Тацит поднял голову. Пылинки плясали в острие луча, пронзавшего мрак таблинума.[70] На чёрной поверхности стола белел свиток. Казалось, тени былого вышли из него и заговорили голосами цезарей. Это был сон, один из тех кошмаров, после которых просыпаешься в холодном поту. Он все эти дни много писал. И уснул прямо за столом. Надо обходиться без диктовки. В наши дни нельзя никому верить. Никто не должен и догадываться об этом свитке. Иначе он никогда не увидит света.

Тацит торопливо развернул свиток и пробежал последние строки.

«Пет, это не больно! — молвила Аррия, вынимая из своей груди окровавленный нож и протягивая его потрясённому мужу. Так она вошла в бессмертие вместе с консуляром Тразеей Петом, казнённым Нероном».

— Не больно! — повторил про себя Тацит. — Больнее жить рядом с убийцами, ходить с ними по одной земле, дышать одним воздухом и молчать. Нож или яд. Мгновенная смерть! Но кто-то ведь должен быть свидетелем преступлений и судьёй. Кто-то должен передать последние слова Аррии: «Пет, это не больно!»

Стук в дверь заставил Тацита вздрогнуть. Привычным местом он открыл стол и спрятал свиток в тайник.

— Регул,[71] — послышался голос привратника.

— Пусть войдёт! — крикнул Тацит.

Надевая тогу, Тацит лихорадочно думал о причинах, приведших Регула в его дом. «Может быть, я выдал себя неосторожным взглядом или намёком в письме? Содержание моих писем Домициан знает раньше, чем адресат. Регул был частым гостем у Тразеи Пета. Несчастный не догадывался, кто его гость. Но я ведь беседовал с Регулом только о гладиаторских играх и погоде!»
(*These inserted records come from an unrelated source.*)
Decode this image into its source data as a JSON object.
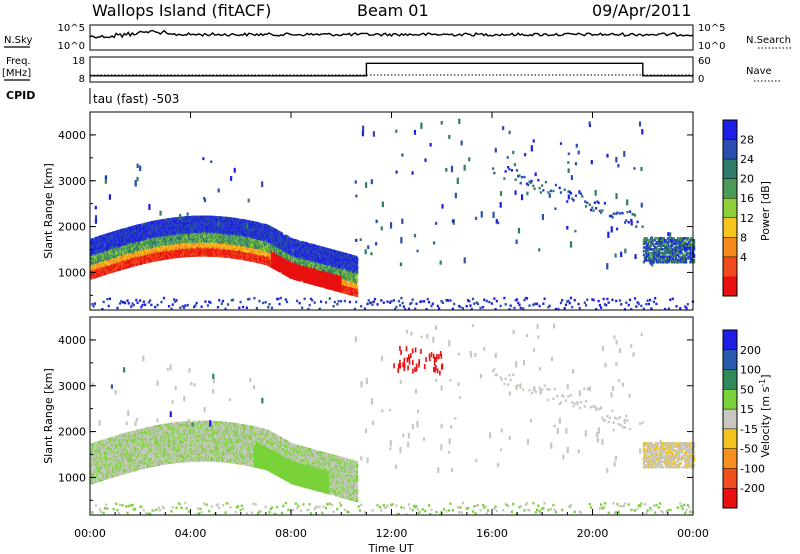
{
  "header": {
    "station": "Wallops Island (fitACF)",
    "beam": "Beam 01",
    "date": "09/Apr/2011"
  },
  "top_panels": {
    "nsky_label": "N.Sky",
    "nsky_ticks": [
      "10^5",
      "10^0"
    ],
    "nsearch_label": "N.Search",
    "nsearch_ticks": [
      "10^5",
      "10^0"
    ],
    "freq_label": "Freq.",
    "freq_unit": "[MHz]",
    "freq_ticks": [
      "18",
      "8"
    ],
    "nave_label": "Nave",
    "nave_ticks": [
      "60",
      "0"
    ],
    "cpid_label": "CPID",
    "cpid_value": "tau (fast) -503",
    "freq_series": [
      {
        "t": 0,
        "f": 10.5
      },
      {
        "t": 11,
        "f": 10.5
      },
      {
        "t": 11,
        "f": 15.5
      },
      {
        "t": 22,
        "f": 15.5
      },
      {
        "t": 22,
        "f": 10.5
      },
      {
        "t": 24,
        "f": 10.5
      }
    ]
  },
  "chart_data": [
    {
      "type": "heatmap",
      "name": "power",
      "ylabel": "Slant Range [km]",
      "yticks": [
        "1000",
        "2000",
        "3000",
        "4000"
      ],
      "ylim": [
        180,
        4500
      ],
      "xlim": [
        0,
        24
      ],
      "colorbar_label": "Power [dB]",
      "colorbar_ticks": [
        "28",
        "24",
        "20",
        "16",
        "12",
        "8",
        "4"
      ],
      "colorbar_colors": [
        "#1e1ee6",
        "#2a4fb0",
        "#2f7a6a",
        "#4a9a5a",
        "#8fcf3a",
        "#f7c51e",
        "#f58a1e",
        "#f04a1e",
        "#e81010"
      ],
      "regions": [
        {
          "t0": 0,
          "t1": 10.5,
          "r_center": 1550,
          "r_width": 900
        },
        {
          "t0": 11.5,
          "t1": 22,
          "r_center": 2800,
          "r_width": 2200
        },
        {
          "t0": 22,
          "t1": 24,
          "r_center": 1500,
          "r_width": 500
        }
      ]
    },
    {
      "type": "heatmap",
      "name": "velocity",
      "ylabel": "Slant Range [km]",
      "yticks": [
        "1000",
        "2000",
        "3000",
        "4000"
      ],
      "ylim": [
        180,
        4500
      ],
      "xlim": [
        0,
        24
      ],
      "xlabel": "Time UT",
      "xticks": [
        "00:00",
        "04:00",
        "08:00",
        "12:00",
        "16:00",
        "20:00",
        "00:00"
      ],
      "colorbar_label": "Velocity [m s",
      "colorbar_label_sup": "-1",
      "colorbar_label_end": "]",
      "colorbar_ticks": [
        "200",
        "100",
        "50",
        "15",
        "-15",
        "-50",
        "-100",
        "-200"
      ],
      "colorbar_colors": [
        "#1e1ee6",
        "#2a5ab0",
        "#2f8a5a",
        "#7ad23a",
        "#c8c8c0",
        "#f2c21e",
        "#f5901e",
        "#f0501e",
        "#e81010"
      ]
    }
  ]
}
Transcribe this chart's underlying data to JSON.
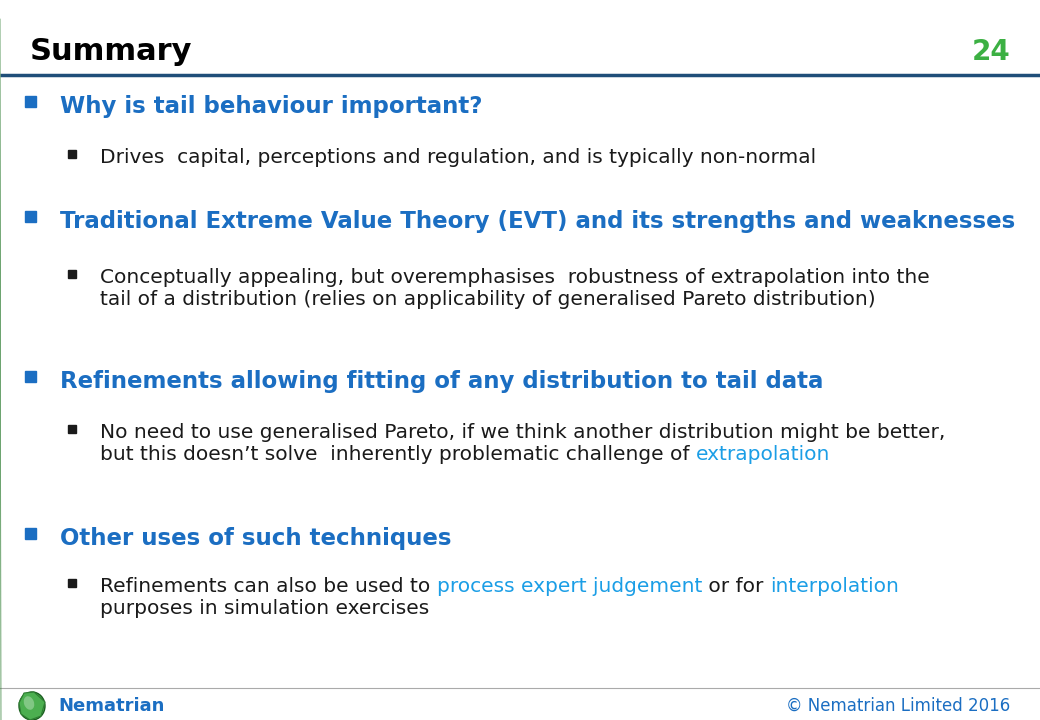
{
  "title": "Summary",
  "slide_number": "24",
  "title_color": "#000000",
  "title_fontsize": 22,
  "slide_number_color": "#3CB043",
  "slide_number_fontsize": 20,
  "header_line_color": "#1F4E79",
  "background_color": "#FFFFFF",
  "blue_heading": "#1B6EC2",
  "black_text": "#1A1A1A",
  "orange_highlight": "#E8820C",
  "cyan_highlight": "#1B9EE6",
  "footer_text": "Nematrian",
  "footer_right": "© Nematrian Limited 2016",
  "footer_color": "#1B6EC2",
  "l1_bullet_color": "#1B6EC2",
  "l2_bullet_color": "#1A1A1A",
  "items": [
    {
      "level": 1,
      "parts": [
        {
          "text": "Why is tail behaviour important?",
          "color": "#1B6EC2"
        }
      ],
      "fontsize": 16.5,
      "bold": true
    },
    {
      "level": 2,
      "parts": [
        {
          "text": "Drives  capital, perceptions and regulation, and is typically non-normal",
          "color": "#1A1A1A"
        }
      ],
      "fontsize": 14.5,
      "bold": false
    },
    {
      "level": 1,
      "parts": [
        {
          "text": "Traditional Extreme Value Theory (EVT) and its strengths and weaknesses",
          "color": "#1B6EC2"
        }
      ],
      "fontsize": 16.5,
      "bold": true
    },
    {
      "level": 2,
      "parts": [
        {
          "text": "Conceptually appealing, but overemphasises  robustness of extrapolation into the\ntail of a distribution (relies on applicability of generalised Pareto distribution)",
          "color": "#1A1A1A"
        }
      ],
      "fontsize": 14.5,
      "bold": false
    },
    {
      "level": 1,
      "parts": [
        {
          "text": "Refinements allowing fitting of any distribution to tail data",
          "color": "#1B6EC2"
        }
      ],
      "fontsize": 16.5,
      "bold": true
    },
    {
      "level": 2,
      "parts": [
        {
          "text": "No need to use generalised Pareto, if we think another distribution might be better,\nbut this doesn’t solve  inherently problematic challenge of ",
          "color": "#1A1A1A"
        },
        {
          "text": "extrapolation",
          "color": "#1B9EE6"
        }
      ],
      "fontsize": 14.5,
      "bold": false
    },
    {
      "level": 1,
      "parts": [
        {
          "text": "Other uses of such techniques",
          "color": "#1B6EC2"
        }
      ],
      "fontsize": 16.5,
      "bold": true
    },
    {
      "level": 2,
      "parts": [
        {
          "text": "Refinements can also be used to ",
          "color": "#1A1A1A"
        },
        {
          "text": "process expert judgement",
          "color": "#1B9EE6"
        },
        {
          "text": " or for ",
          "color": "#1A1A1A"
        },
        {
          "text": "interpolation",
          "color": "#1B9EE6"
        },
        {
          "text": "\npurposes in simulation exercises",
          "color": "#1A1A1A"
        }
      ],
      "fontsize": 14.5,
      "bold": false
    }
  ]
}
Тацит придал лицу внимательное и любезное выражение. Это была маска, которую он обычно принимал вне дома. Слуги знали Тацита другим. Но в атриуме не было слуг. У стены виднелась сутулая спина Регула. Регул изучал росписи так внимательно, словно их сюжет мог выдать чью-то тщательно скрываемую тайну.

Заслышав шаги, Регул резко обернулся. Его тонкие губы сложились в улыбку. Её так и называли «улыбкой Регула». Скольких она погубила! Рустик Арулен, Камерин, Красе были обмануты ею и поплатились жизнью.

— Какая удивительная работа! — воскликнул Регул, показывая на росписи. — Где ты раздобыл такого художника? У меня на стенах невообразимая мазня. Ничего не поймёшь. А тут сразу видно, что это Троил, а в засаде притаился быстроногий Ахилл.[72]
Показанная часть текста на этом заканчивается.